Der Gottesdienst beginnt mit einem Halleluja, das von der Bühne erklingt, auf der sonst die Königlich Bayerische Vollgas-Orchester spielt. Statt jubelnder Rufe steht das Publikum auf und singt Lobet den Herren! – ein bemerkenswerter Kontrast zur üblichen Oktoberfest-Atmosphäre. Nur sechs Männer sitzen mit Getränken da und teilen sich Wein aus einem einzigen goldenen Kelch.

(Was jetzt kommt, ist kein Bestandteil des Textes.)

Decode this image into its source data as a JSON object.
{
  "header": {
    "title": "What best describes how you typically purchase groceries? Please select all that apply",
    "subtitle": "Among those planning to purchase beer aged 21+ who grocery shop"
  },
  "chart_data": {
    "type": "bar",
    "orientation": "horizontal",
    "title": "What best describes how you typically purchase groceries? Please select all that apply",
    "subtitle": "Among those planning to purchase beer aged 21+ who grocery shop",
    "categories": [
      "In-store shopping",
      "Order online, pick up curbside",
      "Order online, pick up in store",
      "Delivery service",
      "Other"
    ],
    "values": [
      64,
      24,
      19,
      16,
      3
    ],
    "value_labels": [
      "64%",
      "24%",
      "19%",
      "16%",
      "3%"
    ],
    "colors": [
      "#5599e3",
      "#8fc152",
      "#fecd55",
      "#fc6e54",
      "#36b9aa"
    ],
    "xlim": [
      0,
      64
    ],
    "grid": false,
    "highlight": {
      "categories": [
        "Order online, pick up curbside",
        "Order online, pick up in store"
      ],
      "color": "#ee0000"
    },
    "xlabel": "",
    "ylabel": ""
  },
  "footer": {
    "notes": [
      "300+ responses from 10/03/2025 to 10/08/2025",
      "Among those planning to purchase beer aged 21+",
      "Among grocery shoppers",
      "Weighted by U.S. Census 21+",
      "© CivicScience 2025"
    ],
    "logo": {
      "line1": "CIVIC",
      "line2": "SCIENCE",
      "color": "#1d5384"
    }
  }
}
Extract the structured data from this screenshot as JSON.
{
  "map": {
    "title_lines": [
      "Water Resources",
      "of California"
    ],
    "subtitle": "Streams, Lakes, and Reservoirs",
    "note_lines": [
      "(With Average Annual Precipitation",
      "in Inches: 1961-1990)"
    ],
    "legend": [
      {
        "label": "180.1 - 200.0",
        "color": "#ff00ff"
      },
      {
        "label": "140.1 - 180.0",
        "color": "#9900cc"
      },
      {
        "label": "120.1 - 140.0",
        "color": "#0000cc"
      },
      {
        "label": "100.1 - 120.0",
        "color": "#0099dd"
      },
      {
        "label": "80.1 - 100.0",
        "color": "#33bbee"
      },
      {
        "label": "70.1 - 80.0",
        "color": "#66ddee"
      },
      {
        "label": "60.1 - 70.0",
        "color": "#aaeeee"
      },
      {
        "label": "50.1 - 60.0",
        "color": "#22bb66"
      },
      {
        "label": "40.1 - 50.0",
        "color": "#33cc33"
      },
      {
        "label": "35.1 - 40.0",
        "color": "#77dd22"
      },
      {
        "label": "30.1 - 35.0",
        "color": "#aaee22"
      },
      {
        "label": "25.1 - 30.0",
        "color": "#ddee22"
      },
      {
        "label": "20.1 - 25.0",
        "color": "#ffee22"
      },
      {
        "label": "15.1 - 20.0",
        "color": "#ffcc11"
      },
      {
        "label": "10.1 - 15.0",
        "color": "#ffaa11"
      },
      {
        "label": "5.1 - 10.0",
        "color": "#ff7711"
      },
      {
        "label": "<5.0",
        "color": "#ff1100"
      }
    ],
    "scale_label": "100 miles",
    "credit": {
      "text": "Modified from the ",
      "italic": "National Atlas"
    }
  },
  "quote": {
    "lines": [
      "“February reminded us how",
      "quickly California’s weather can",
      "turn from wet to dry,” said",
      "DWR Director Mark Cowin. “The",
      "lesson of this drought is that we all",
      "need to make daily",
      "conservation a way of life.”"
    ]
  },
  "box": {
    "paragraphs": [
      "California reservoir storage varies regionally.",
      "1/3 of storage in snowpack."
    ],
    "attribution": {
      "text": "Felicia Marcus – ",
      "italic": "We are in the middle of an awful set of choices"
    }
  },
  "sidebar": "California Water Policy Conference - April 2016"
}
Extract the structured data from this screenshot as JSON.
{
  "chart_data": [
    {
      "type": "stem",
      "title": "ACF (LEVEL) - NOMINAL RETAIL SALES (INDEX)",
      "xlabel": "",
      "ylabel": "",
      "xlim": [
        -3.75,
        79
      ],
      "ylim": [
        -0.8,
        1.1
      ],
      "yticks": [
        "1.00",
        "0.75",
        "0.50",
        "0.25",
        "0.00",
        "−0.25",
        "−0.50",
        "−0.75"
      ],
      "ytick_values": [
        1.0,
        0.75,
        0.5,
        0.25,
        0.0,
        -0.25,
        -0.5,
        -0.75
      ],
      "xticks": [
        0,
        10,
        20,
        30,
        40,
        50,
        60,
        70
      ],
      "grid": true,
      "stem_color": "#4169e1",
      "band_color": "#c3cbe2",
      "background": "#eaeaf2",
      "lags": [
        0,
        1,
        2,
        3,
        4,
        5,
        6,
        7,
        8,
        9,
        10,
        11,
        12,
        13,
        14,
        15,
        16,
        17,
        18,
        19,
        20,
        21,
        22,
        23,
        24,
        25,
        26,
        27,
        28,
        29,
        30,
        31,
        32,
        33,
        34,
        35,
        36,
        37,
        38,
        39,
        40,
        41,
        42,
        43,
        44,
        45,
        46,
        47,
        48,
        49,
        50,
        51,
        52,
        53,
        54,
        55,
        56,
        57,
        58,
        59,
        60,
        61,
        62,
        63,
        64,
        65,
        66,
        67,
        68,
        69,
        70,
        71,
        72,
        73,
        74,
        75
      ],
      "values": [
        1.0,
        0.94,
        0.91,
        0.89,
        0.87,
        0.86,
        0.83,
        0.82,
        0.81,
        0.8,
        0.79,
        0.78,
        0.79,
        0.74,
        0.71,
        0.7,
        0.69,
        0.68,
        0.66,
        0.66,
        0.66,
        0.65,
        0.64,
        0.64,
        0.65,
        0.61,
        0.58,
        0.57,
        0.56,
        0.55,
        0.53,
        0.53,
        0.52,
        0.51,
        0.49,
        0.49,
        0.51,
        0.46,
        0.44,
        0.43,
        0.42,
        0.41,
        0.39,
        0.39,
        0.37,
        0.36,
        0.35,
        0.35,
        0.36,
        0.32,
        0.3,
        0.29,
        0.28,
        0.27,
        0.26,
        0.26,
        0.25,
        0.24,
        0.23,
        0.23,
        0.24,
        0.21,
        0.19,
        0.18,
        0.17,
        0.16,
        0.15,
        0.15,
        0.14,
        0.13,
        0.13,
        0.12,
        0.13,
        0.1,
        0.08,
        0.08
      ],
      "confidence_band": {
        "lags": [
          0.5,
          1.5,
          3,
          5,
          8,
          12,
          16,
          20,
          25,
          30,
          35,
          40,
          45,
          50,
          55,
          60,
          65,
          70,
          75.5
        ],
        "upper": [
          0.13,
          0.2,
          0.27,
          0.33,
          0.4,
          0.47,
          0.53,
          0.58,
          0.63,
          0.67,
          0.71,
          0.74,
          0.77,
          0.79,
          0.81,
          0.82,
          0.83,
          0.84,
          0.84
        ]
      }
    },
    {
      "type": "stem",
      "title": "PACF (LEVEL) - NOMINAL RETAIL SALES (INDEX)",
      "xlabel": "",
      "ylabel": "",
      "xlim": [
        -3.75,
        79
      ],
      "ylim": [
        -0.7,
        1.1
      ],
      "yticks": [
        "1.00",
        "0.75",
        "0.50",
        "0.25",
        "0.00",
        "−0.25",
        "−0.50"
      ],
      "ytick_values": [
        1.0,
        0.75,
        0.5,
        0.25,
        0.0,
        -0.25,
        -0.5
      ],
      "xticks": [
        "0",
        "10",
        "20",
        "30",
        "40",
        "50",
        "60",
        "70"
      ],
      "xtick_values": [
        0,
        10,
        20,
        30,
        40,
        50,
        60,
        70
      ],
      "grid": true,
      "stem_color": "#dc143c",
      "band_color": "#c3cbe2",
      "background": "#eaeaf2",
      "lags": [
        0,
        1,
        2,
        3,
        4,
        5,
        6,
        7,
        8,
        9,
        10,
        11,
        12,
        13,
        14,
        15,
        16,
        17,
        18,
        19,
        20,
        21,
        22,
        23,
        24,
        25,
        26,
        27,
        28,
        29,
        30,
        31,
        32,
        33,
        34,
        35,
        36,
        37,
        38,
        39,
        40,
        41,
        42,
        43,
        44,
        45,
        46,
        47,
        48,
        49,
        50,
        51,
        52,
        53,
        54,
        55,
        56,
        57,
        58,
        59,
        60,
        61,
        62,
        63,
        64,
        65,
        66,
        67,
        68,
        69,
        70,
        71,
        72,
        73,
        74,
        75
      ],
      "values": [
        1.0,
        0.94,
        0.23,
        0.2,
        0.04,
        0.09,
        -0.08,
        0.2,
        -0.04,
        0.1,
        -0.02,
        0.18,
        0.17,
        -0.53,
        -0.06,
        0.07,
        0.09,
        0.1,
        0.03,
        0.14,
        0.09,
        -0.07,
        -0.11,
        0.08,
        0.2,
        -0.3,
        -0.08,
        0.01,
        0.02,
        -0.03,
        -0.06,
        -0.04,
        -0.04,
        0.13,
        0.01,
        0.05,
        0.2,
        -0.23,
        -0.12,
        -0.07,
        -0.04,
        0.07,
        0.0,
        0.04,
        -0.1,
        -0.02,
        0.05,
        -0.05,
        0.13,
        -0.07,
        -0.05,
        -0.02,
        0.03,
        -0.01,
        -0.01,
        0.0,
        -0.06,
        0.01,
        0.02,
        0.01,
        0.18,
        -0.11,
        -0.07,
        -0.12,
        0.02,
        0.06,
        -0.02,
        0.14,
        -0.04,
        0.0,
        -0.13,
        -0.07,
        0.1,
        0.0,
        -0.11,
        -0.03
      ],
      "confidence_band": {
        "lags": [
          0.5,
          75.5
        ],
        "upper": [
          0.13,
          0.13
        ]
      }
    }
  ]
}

Eine Stimme am Mikrofon spricht: "Und führe uns nicht in Versuchung…" Die Szene wirkt surreal – ein Gottesdienst ohne Kirche, abgehalten in einem Zelt ohne Dorfplatz. Doch für einen Morgen wird das Marstall-Zelt zu einem Ort der Andacht.
Diese Tradition ist Teil eines größeren Trends. 2025 veranstalteten über 520 deutsche Städte und Gemeinden ähnliche Feiern, bei denen lokale Feste mit religiösen Bräuchen verschmelzen. Doch der Wiesn-Gottesdienst bleibt einzigartig – tief verwurzelt im Herzen des Oktoberfests.
Er sticht als ruhiges Spektakel aus dem Festtrubel hervor. Ein Gemeinschaftserlebnis, bei dem Glaube und Feierlaune für einen Moment zusammentreffen. Für die Besucher im Zelt ist es eine Stille, bevor die Bierbänke wieder gefüllt werden.